A Índia e Marrocos, por exemplo, estão separados por milhares de quilómetros. E, no entanto, é altamente provável que as pragas de gafanhotos estejam sincronizadas nos dois países, descobriram os investigadores. O mesmo se aplica ao Paquistão e à Argélia. “Infestações simultâneas de gafanhotos têm o potencial de desencadear quebras generalizadas de colheitas, colocando em risco a segurança alimentar global”, disse o Dr.
Com base no que ele e os seus colegas determinaram sobre como as chuvas, as temperaturas, a humidade do solo e os ventos afectam o local onde os gafanhotos vão parar, também previram como o aquecimento global poderá mudar o quadro.
Eles estimaram que o alcance total das pragas poderia aumentar de 5% a 25% antes de 2100, dependendo do aquecimento do planeta. Alguns lugares que não têm gafanhotos hoje poderão começar a vê-los nas próximas décadas, descobriram os pesquisadores. Estas incluem áreas do Afeganistão, Índia, Irão e Turquemenistão.
Uma espécie diferente, o gafanhoto sul-americano, assola fazendas na Argentina, Bolívia, Brasil, Paraguai e Uruguai. Outras pesquisas previu que o aquecimento também aumentará a distribuição geográfica dessa praga.
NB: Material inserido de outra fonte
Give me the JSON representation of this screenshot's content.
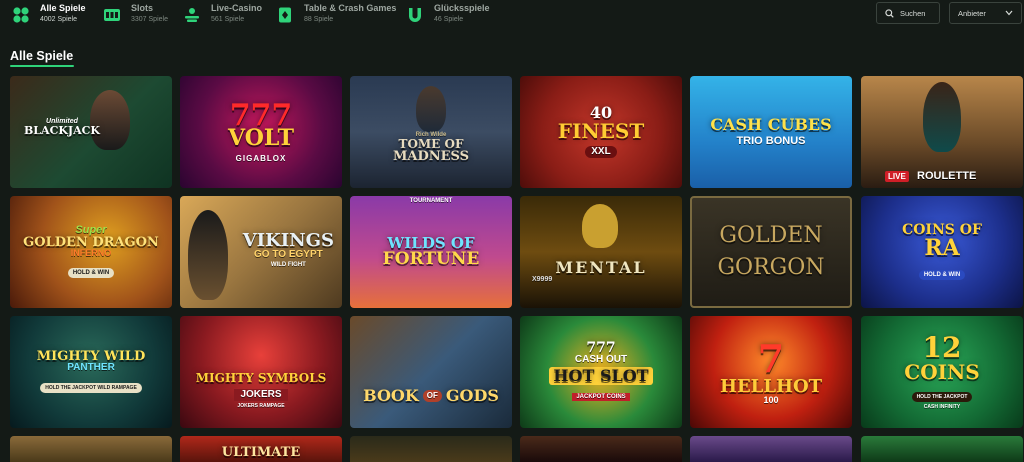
{
  "topnav": {
    "categories": [
      {
        "name": "Alle Spiele",
        "count": "4002 Spiele",
        "active": true
      },
      {
        "name": "Slots",
        "count": "3307 Spiele",
        "active": false
      },
      {
        "name": "Live-Casino",
        "count": "561 Spiele",
        "active": false
      },
      {
        "name": "Table & Crash Games",
        "count": "88 Spiele",
        "active": false
      },
      {
        "name": "Glücksspiele",
        "count": "46 Spiele",
        "active": false
      }
    ],
    "search_label": "Suchen",
    "provider_label": "Anbieter"
  },
  "section": {
    "title": "Alle Spiele"
  },
  "colors": {
    "accent": "#2fd37a",
    "background": "#141a16"
  },
  "games": [
    {
      "title": "Unlimited Blackjack",
      "line1": "Unlimited",
      "line2": "BLACKJACK"
    },
    {
      "title": "777 Volt",
      "line1": "777",
      "line2": "VOLT",
      "line3": "GIGABLOX"
    },
    {
      "title": "Tome of Madness",
      "line1": "TOME OF",
      "line2": "MADNESS",
      "line3": "Rich Wilde"
    },
    {
      "title": "40 Finest XXL",
      "line1": "40",
      "line2": "FINEST",
      "line3": "XXL"
    },
    {
      "title": "Cash Cubes Trio Bonus",
      "line1": "CASH CUBES",
      "line2": "TRIO BONUS"
    },
    {
      "title": "Live Roulette",
      "line1": "LIVE",
      "line2": "ROULETTE"
    },
    {
      "title": "Super Golden Dragon Inferno",
      "line1": "Super",
      "line2": "GOLDEN DRAGON",
      "line3": "INFERNO",
      "line4": "HOLD & WIN"
    },
    {
      "title": "Vikings Go To Egypt Wild Fight",
      "line1": "VIKINGS",
      "line2": "GO TO EGYPT",
      "line3": "WILD FIGHT"
    },
    {
      "title": "Wilds of Fortune",
      "line1": "TOURNAMENT",
      "line2": "WILDS OF",
      "line3": "FORTUNE"
    },
    {
      "title": "Mental",
      "line1": "MENTAL",
      "line2": "X9999"
    },
    {
      "title": "Golden Gorgon",
      "line1": "GOLDEN",
      "line2": "GORGON"
    },
    {
      "title": "Coins of Ra",
      "line1": "COINS OF",
      "line2": "RA",
      "line3": "HOLD & WIN"
    },
    {
      "title": "Mighty Wild Panther",
      "line1": "MIGHTY WILD",
      "line2": "PANTHER",
      "line3": "HOLD THE JACKPOT WILD RAMPAGE"
    },
    {
      "title": "Mighty Symbols Jokers",
      "line1": "MIGHTY SYMBOLS",
      "line2": "JOKERS",
      "line3": "JOKERS RAMPAGE"
    },
    {
      "title": "Book of Gods",
      "line1": "BOOK",
      "line2": "OF",
      "line3": "GODS"
    },
    {
      "title": "777 Cash Out Hot Slot",
      "line1": "777",
      "line2": "CASH OUT",
      "line3": "HOT SLOT",
      "line4": "JACKPOT COINS"
    },
    {
      "title": "Hell Hot 100",
      "line1": "7",
      "line2": "HELLHOT",
      "line3": "100"
    },
    {
      "title": "12 Coins",
      "line1": "12",
      "line2": "COINS",
      "line3": "HOLD THE JACKPOT",
      "line4": "CASH INFINITY"
    },
    {
      "title": "Ultimate",
      "line1": "ULTIMATE"
    },
    {
      "title": "partial-tile-20"
    },
    {
      "title": "partial-tile-21"
    },
    {
      "title": "partial-tile-22"
    },
    {
      "title": "partial-tile-23"
    },
    {
      "title": "partial-tile-24"
    }
  ]
}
Deixando de lado o clima e a ecologia, o Dr. Meynard e outros pesquisadores veem as condições sociopolíticas como outro fator importante por trás dos riscos de gafanhotos. No Iémen, devastado pelo conflito, por exemplo, as populações de pragas conseguiram crescer sem controlo nos últimos anos, o que pode ter agravado os surtos em 2019 e 2020.
Países mais estáveis melhoraram o monitoramento e o manejo de gafanhotos, disse o Dr. Meynard. “Houve algum progresso, definitivamente”, disse ela.